The itinerary for today involves a layover in Salt Lake City of about an hour and a half; I'll probably eat there and try to get online again. For being a major Delta hub, they sure aren't set up for travelers with laptops. After that, my flight to Cincinnati will land me there around 7:30pm EST, meaning I will have been between points of travel for a total of about twelve hours. This is only half of my current record relating to flight, when I returned to Cincinnati in 2003 for the winter break; indeed, as I recall it I was traveling for a total of about twenty-four hours that time. This was largely because of bus schedule conflicts (this was back when Greyhound serviced Socorro) and three flight layovers. My overall record for travel time was in 2006 when I was returning to Cincinnati after having been placed on suspension; combining train delays, re-routed bus schedules and layovers, this bout of travel was a grand total of something like 44 hours. If one were to include time as a result of Amtrak pushing my ticket back for reasons I no longer recall, the trip was on the order of five days; however, that would be cheating, no matter where I stayed in the interim.

Part of me kind of wishes I'd taken my parents up on their offer to let me just stay with them this trip; I mean, yeah, I'm still looking at three prospects here, one of which has almost entirely panned out positively, but at least there I would be able to get a job immediately, perhaps with prospects to move away again within a few months. I always did have to take the more difficult route when it came to my parents. To be fair, I do have my reasons, their generosity without resources not withstanding.

I think I might shut off for now and play a little DS; as much as this has helped, I can only write so much before I begin to ramble.
baphijmm: (Default)
( Dec. 8th, 2010 12:26 am)
I guess I should update this thing. A lot has happened. Most of it good, some of it very bad; the latter happened mostly today. I'd forgotten how much I enjoy alcohol.

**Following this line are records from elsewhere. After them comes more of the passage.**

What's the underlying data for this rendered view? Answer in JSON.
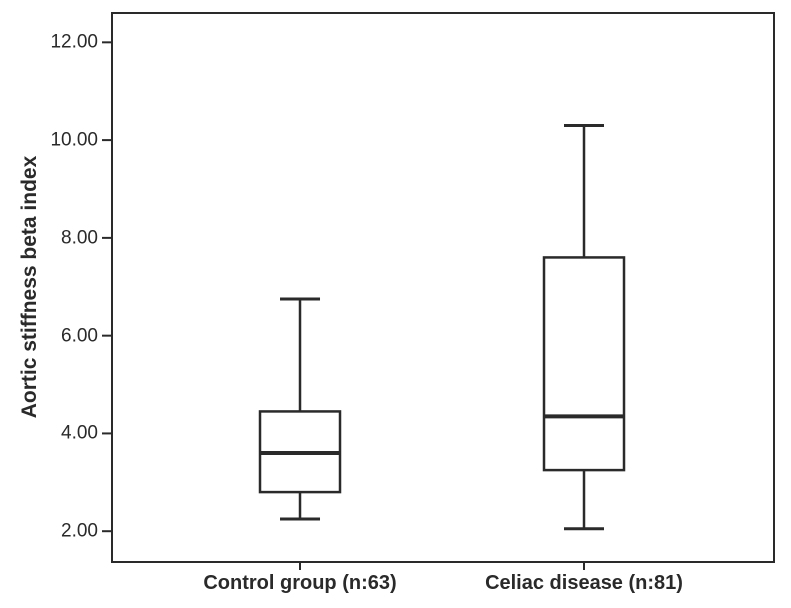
{
  "figure": {
    "background": "#ffffff",
    "line_color": "#2a2a2a",
    "text_color": "#2a2a2a"
  },
  "chart_data": {
    "type": "boxplot",
    "title": "",
    "xlabel": "",
    "ylabel": "Aortic stiffness beta index",
    "categories": [
      "Control group (n:63)",
      "Celiac disease (n:81)"
    ],
    "ylim": [
      1.37,
      12.6
    ],
    "grid": false,
    "legend": false,
    "yticks": [
      {
        "value": 2,
        "label": "2.00"
      },
      {
        "value": 4,
        "label": "4.00"
      },
      {
        "value": 6,
        "label": "6.00"
      },
      {
        "value": 8,
        "label": "8.00"
      },
      {
        "value": 10,
        "label": "10.00"
      },
      {
        "value": 12,
        "label": "12.00"
      }
    ],
    "series": [
      {
        "name": "Control group (n:63)",
        "whisker_low": 2.25,
        "q1": 2.8,
        "median": 3.6,
        "q3": 4.45,
        "whisker_high": 6.75
      },
      {
        "name": "Celiac disease (n:81)",
        "whisker_low": 2.05,
        "q1": 3.25,
        "median": 4.35,
        "q3": 7.6,
        "whisker_high": 10.3
      }
    ]
  }
}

Wednesday, I was called by one of the prospective jobs for an interview; they liked what I had to say, and we scheduled to meet up on Friday in Albuquerque (Rio Rancho, actually) to get an idea of what I was capable of - the job is voice acting, so the meeting was for a mic test. All in all, the day was pretty good; I spent it wandering around a massive sprawl of strip malls waiting for the meeting time. They loved me; had it been up to them, I'd've been hired on the spot (The audio engineer, upon completion of the first test, responded with "You've done this before, haven't you?"), but they had to send the recordings to their clients in Korea (they're a group that makes study materials for TOEFL and such). I'll probably hear back from them shortly.

I have a flight back to Cincinnati for the holidays. I'll be leaving the 14th and returning January 6th. My parents recently got some ultra-fast internet thing; I really don't remember any of the details, but sufficed to say I'll be able to get online reliably while there, unlike in previous years when I'd have to contort myself in funny shapes on one chair in the living room to pick up a signal from down the road.

I'm not going to mention the bad here, because it really pisses me off and kinda worries me.
baphijmm: (VW)
( Nov. 28th, 2010 09:48 pm)
An offer was brought up on Friday, and I think I'm going to take it.

I found a pair of mounting bolts for the beetle's engine; they will be on the way here shortly. Of course, it will do nothing without a new crankshaft, but it's a start. I've also discovered a number of other things I'd like to get together for that vehicle, so, yeah. Of course, money is the first thing.

Speaking of which, I am now waiting on three job prospects. This is a very good thing, as all three of them seem pretty solid deals (and are all such that I could actually accept all three with no problem) - this is largely because two of them aren't based out of Socorro. Crossing my fingers on all of them.